One of the Art Nouveau highlights of the 1900 World’s Fair in Paris were the architectural ceramics of French manufacturer Alexandre Bigot. Housed in a pavilion designed by Jules Lavirotte, and awarded a Grand Prix, the remarkable ensemble was bought at the Fair by the Museum of Applied Arts in Budapest. In the second of two guest posts, Gabriella Balla, Curator of Glass and Ceramics, tells the story of the 1900 World’s Fair pavilion and its subsequent journey to Budapest.
The Bigot Pavilion at the 1900 World’s Fair and its journey to Budapest
Photographs of the 1900 Exposition Universelle (World’s Fair) pavilion, designed by architect Jules Lavirotte (1864-1924), show that it was comprised of many types of decorative architectural stoneware: a columned portico surmounted by an elaborate cornice; a life-size window facade for a house, complete with columns supporting a balustrade; lintels, floor and wall tiles, and a staircase railing.
Most of the architectural elements used in the pavilion assembled for the Fair were designed for two buildings by Lavirotte (which are still standing in the seventh district of Paris). The entrance gate to the Fair was also decorated with a decorative frieze by Bigot, elements of which were also reproduced for the pavilion.

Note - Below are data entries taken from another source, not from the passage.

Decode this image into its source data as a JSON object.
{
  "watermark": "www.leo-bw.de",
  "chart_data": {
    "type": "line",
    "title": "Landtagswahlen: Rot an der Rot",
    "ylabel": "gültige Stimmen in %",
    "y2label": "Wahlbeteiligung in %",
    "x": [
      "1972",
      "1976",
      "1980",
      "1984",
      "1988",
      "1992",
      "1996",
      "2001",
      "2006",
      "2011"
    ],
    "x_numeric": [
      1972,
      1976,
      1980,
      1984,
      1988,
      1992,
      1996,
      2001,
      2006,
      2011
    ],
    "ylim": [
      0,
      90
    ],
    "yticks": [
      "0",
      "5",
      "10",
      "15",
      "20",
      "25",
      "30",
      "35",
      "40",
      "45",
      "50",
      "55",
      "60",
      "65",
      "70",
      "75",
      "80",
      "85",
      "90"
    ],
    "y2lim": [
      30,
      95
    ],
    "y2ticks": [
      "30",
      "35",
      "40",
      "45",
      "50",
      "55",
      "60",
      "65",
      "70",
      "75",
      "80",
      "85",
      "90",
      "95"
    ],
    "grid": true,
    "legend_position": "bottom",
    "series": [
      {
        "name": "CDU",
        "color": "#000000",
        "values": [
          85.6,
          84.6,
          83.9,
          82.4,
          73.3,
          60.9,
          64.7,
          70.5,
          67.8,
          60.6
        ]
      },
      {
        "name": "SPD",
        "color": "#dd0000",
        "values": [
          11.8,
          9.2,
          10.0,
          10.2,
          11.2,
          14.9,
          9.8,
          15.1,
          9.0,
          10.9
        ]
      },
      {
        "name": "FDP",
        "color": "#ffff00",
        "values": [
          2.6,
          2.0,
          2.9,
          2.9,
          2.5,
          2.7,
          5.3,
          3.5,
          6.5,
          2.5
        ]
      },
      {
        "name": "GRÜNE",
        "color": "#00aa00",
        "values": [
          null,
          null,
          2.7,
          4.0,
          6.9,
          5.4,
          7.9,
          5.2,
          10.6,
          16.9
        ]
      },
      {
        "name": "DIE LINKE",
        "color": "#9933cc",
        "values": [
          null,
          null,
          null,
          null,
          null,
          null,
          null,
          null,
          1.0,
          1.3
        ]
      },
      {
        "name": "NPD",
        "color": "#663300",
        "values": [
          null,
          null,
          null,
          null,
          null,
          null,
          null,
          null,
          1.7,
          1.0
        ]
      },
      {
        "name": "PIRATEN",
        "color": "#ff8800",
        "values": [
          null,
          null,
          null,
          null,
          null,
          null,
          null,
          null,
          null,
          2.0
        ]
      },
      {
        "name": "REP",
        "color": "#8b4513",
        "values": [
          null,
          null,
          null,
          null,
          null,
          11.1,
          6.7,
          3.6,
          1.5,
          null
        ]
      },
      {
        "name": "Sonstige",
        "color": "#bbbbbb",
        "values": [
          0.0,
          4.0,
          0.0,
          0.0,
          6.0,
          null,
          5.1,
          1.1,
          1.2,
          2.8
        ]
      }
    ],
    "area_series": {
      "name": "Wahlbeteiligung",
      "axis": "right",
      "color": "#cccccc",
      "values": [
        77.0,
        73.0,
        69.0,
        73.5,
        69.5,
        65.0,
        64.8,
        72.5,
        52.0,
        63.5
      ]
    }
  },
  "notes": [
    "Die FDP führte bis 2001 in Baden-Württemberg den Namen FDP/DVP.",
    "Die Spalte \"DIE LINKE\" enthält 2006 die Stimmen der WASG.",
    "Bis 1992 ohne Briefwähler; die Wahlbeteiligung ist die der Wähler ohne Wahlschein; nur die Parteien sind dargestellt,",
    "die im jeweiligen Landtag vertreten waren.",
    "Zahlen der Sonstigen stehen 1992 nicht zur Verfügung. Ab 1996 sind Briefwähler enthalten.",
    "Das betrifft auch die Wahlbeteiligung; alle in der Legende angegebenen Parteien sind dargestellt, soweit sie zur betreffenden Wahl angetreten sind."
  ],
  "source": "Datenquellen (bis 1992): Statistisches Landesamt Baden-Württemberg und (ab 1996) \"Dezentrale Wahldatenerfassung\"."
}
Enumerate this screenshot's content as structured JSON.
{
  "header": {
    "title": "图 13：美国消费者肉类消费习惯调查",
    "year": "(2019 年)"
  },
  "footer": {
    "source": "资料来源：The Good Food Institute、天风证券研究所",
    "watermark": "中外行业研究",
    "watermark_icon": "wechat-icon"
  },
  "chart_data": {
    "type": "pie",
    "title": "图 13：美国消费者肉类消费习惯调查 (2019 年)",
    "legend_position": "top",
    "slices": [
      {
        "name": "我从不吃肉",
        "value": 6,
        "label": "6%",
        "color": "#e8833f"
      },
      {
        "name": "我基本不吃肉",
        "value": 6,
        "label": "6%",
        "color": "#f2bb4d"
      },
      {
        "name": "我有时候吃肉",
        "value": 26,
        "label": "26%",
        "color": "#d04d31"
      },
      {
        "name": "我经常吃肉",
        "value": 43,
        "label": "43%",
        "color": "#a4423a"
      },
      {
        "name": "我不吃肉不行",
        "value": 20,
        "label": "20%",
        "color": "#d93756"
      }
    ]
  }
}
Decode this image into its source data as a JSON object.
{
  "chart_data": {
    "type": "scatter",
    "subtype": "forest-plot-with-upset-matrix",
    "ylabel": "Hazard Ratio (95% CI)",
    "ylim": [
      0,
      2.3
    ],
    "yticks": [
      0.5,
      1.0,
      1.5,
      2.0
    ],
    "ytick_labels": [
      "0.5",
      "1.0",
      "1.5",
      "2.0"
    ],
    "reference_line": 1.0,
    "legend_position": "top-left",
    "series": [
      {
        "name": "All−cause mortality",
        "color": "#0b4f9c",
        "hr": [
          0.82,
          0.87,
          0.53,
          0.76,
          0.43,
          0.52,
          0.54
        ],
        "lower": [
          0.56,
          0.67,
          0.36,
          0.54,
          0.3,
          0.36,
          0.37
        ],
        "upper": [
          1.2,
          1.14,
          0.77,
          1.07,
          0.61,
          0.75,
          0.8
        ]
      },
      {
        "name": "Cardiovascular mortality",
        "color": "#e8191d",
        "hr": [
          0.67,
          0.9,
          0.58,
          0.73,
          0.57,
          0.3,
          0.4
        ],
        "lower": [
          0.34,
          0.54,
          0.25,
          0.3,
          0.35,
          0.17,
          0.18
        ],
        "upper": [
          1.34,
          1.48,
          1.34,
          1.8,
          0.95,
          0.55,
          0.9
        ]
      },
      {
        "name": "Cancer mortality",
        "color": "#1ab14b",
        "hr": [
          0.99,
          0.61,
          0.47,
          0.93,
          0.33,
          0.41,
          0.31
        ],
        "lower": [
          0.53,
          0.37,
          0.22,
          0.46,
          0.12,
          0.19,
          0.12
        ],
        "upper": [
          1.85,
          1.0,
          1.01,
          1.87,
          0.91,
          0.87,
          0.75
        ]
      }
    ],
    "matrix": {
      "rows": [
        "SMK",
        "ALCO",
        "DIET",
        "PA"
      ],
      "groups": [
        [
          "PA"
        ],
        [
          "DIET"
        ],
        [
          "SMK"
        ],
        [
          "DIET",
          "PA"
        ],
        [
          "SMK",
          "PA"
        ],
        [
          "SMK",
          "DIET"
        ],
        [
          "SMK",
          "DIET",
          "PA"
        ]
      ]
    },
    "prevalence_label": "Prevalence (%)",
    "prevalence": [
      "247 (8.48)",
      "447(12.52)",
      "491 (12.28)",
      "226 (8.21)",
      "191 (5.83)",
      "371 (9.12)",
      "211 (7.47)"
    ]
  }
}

At the Fair itself, the Museum of Applied Arts acquired an outstanding collection of objects (primarily works of French Art Nouveau) selected by its Director Jenő Radisics. The most expensive purchase was Bigot and Lavirotte’s pavilion. The production cost alone of its elements was estimated to be 20,000 francs. After bargaining, the purchase price was reduced to 5000 francs. The representative of the museum in France, Louis Delamarre-Didot, was instrumental in arranging the purchase. As the building of the Museum of Applied Arts, completed in 1896, is a prime example for the use of architectural ceramics in Hungary, it is natural that Bigot’s technical innovations drew Radisics’s interest.
The total weight of the Bigot pavilion was 12,680 kilograms, therefore its transportation required considerable organisation. The pavilion elements were dismantled in November 1900 and the ensemble was sent to Budapest by train on 13 December 1901. Two days later, Radisics informed the Bigot company in writing that all the ceramics had arrived intact.
The purchase of the Bigot Pavilion in its entirety was perhaps the greatest feat of Jenő Radisics’s long tenure as Director of the museum. From the time of its purchase until recently, only discrete elements of the Bigot acquisition had ever been displayed in Budapest. This changed in 2013 when the acquisition was exhibited in its entirety at an exhibition dedicated to Bigot. Further examples of Bigot’s architectural ceramics can be seen online in the collections database of the Museum of Applied Arts, as well as in Europeana.